Back in Dragonstone, Melisandre returns to Stannis with Gendry, and informs her king that the “lamb” has power in his blood. In an interesting conversation, Stannis seeks out Davos, meaning to free his most devoted subject when the Onion Knight knew fully well that Stannis wanted to use Davos as a voice of reason against sacrificing Gendry. However, Stannis is wrapped around Melisandre’s finger, and he takes Davos to witness as Melisandre uses Gendry’s blood to symbolically rid him of the three usurpers: Robb Stark, Balon Grejoy and Joffrey Baratheon. With the different route that the writers have taken with Melisandre, it seems as though Gendry won’t be meeting a grisly end. As a matter of fact, the Red Woman appears to be using the blacksmith to father more of her creepy shadow babies.

 All the way outside of Yunkai, Daenerys is introduced to the Second Sons, a company of mercenaries hired by the Yunkish to go against her Unsullied. She meets with the three leaders in order to buy them over with promises of riches and titles, but Mero, the Titan’s Bastard, merely insults Dany. He calls her a whore and lists the debaucheries he plans to commit on her body when she is defeated. It is a testament to how far the Mother of Dragons has come as a ruler that she doesn’t flinch at the insults, but takes them in stride, offering respect and veiled threats to her guests. She has become thick-skinned and calculating––attributes that add to her armor.

The youngest of the three leaders, Daario Naharis (English actor/rapper Ed Skrein), a rather poetic warrior who fights for beauty and pleasure, takes an immediate interest in the khaleesi. This leads him to killing his other two comrades and swearing the Second Sons to her service.
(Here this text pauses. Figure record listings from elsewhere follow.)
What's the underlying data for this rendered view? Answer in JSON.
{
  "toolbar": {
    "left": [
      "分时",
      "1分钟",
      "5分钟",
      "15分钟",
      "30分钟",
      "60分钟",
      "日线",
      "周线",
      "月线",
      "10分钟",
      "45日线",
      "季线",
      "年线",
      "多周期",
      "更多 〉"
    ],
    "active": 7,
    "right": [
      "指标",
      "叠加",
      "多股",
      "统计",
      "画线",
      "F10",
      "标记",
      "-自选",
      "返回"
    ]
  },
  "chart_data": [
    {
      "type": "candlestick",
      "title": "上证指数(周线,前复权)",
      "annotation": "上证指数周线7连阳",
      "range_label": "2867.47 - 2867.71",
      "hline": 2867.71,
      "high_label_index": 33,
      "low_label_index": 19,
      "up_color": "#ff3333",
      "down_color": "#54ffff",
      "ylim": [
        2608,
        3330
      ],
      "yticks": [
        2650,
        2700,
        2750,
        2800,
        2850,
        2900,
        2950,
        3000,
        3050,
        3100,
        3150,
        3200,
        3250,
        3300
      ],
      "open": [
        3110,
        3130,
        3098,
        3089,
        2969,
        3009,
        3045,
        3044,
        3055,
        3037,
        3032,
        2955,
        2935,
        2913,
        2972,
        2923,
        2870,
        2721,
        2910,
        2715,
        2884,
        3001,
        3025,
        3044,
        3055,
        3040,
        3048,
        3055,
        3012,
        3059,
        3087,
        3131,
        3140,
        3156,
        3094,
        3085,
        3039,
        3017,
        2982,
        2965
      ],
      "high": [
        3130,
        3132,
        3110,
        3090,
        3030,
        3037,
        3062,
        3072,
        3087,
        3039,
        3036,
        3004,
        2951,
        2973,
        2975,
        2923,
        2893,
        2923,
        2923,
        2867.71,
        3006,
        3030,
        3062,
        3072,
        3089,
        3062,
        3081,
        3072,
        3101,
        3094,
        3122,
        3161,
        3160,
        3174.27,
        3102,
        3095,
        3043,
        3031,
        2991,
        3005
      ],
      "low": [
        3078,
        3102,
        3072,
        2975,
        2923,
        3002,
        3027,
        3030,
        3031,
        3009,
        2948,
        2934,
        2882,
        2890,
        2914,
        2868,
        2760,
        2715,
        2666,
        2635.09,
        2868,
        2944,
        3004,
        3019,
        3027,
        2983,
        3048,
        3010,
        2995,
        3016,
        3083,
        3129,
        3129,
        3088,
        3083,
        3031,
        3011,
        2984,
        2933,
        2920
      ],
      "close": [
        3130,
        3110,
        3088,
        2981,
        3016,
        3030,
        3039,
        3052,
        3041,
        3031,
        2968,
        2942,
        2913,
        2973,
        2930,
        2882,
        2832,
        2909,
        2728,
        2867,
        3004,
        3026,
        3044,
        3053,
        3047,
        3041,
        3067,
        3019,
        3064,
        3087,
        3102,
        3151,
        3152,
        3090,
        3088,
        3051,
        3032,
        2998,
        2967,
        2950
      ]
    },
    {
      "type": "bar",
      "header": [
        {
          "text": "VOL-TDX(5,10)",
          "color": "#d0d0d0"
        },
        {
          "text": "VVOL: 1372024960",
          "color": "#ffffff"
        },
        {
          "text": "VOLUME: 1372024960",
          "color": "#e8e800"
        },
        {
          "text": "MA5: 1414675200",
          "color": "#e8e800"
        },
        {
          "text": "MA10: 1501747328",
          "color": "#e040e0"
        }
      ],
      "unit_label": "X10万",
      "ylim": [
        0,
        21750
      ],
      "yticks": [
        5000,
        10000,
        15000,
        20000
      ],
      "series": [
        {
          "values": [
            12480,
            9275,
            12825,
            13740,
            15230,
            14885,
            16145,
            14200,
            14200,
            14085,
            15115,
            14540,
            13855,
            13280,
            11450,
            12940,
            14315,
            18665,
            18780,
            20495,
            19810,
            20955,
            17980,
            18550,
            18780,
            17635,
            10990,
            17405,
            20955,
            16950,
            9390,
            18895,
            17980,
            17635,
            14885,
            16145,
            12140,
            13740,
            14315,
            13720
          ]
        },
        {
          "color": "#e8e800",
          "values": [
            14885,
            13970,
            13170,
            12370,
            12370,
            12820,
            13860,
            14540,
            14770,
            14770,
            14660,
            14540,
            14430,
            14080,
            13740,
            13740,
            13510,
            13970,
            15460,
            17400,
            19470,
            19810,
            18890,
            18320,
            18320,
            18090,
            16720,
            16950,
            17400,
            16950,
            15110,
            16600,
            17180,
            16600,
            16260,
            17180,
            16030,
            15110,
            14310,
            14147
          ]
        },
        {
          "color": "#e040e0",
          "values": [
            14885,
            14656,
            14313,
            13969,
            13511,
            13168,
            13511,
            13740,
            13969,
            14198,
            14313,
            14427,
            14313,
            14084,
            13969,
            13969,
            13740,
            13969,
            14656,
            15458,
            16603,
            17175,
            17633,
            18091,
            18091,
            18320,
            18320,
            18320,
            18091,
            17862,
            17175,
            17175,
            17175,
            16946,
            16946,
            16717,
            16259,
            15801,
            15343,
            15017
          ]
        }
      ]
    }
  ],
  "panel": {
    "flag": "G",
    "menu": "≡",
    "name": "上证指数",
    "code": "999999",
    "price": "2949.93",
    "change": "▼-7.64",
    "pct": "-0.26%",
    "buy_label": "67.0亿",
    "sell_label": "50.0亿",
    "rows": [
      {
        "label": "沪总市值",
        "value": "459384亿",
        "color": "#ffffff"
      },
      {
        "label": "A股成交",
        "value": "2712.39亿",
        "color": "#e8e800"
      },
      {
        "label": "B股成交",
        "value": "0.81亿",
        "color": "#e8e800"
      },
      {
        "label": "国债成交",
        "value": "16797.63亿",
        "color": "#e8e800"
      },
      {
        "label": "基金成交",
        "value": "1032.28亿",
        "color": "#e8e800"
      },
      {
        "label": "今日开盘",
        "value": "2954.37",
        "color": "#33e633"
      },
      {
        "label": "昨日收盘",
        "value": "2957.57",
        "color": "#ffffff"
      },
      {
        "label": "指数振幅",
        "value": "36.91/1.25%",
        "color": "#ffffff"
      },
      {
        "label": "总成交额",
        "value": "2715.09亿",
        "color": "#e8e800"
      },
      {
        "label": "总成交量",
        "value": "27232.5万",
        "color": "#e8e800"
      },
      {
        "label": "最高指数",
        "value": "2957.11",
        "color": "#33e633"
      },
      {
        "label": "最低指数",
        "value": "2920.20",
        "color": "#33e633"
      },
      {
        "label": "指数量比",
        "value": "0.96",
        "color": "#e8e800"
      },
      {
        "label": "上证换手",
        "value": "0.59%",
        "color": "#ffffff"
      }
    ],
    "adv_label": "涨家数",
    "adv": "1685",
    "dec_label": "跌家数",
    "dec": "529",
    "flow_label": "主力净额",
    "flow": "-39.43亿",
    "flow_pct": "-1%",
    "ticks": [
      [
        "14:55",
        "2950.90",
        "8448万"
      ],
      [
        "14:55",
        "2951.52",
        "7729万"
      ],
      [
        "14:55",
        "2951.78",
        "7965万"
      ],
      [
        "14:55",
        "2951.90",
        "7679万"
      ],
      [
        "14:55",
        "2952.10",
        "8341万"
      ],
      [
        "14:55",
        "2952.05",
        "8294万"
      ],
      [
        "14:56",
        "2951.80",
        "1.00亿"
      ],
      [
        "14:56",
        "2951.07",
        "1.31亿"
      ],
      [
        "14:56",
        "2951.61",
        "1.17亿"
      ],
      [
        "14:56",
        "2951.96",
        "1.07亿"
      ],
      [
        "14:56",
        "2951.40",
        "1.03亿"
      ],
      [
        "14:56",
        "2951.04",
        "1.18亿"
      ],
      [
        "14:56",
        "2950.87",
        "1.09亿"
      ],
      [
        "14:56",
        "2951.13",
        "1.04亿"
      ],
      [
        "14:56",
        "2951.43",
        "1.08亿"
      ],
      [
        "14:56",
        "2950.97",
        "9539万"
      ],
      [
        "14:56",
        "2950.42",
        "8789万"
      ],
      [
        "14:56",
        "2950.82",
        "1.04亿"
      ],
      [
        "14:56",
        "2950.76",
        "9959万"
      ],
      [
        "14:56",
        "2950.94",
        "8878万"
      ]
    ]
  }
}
Luck is heavy in Dany’s favor, first scoring the Unsullied and then two thousand more Sons to her army in a matter of days while escaping an assassination attempt, simply because her would-be killer is enamored with her beauty. It all seems too easy, honestly, and I hope some challenge presents itself soon as Daenerys evidently learns well from hardships and struggle. It is dangerous if she thinks her path will be smooth sailing from here. She has amassed an army, but has not won any battles, and her true skills will be put to the test when the time comes for her to take Yunkai.

 What makes “Second Sons” a standout episode is that it chose to focus on three main arcs: the wedding in King’s Landing, Dany near Yunkai and Stannis at Dragonstone. There was much focus and plot development in all three scenarios, and the rest of the hour is peppered with short but meaningful scenes of Arya and the Hound, as well as using Sam as a medium to reveal the only weapon that can kill the Others. With only two more episodes left, “Second Sons” was the perfect way to build up the climax of a very eventful third season.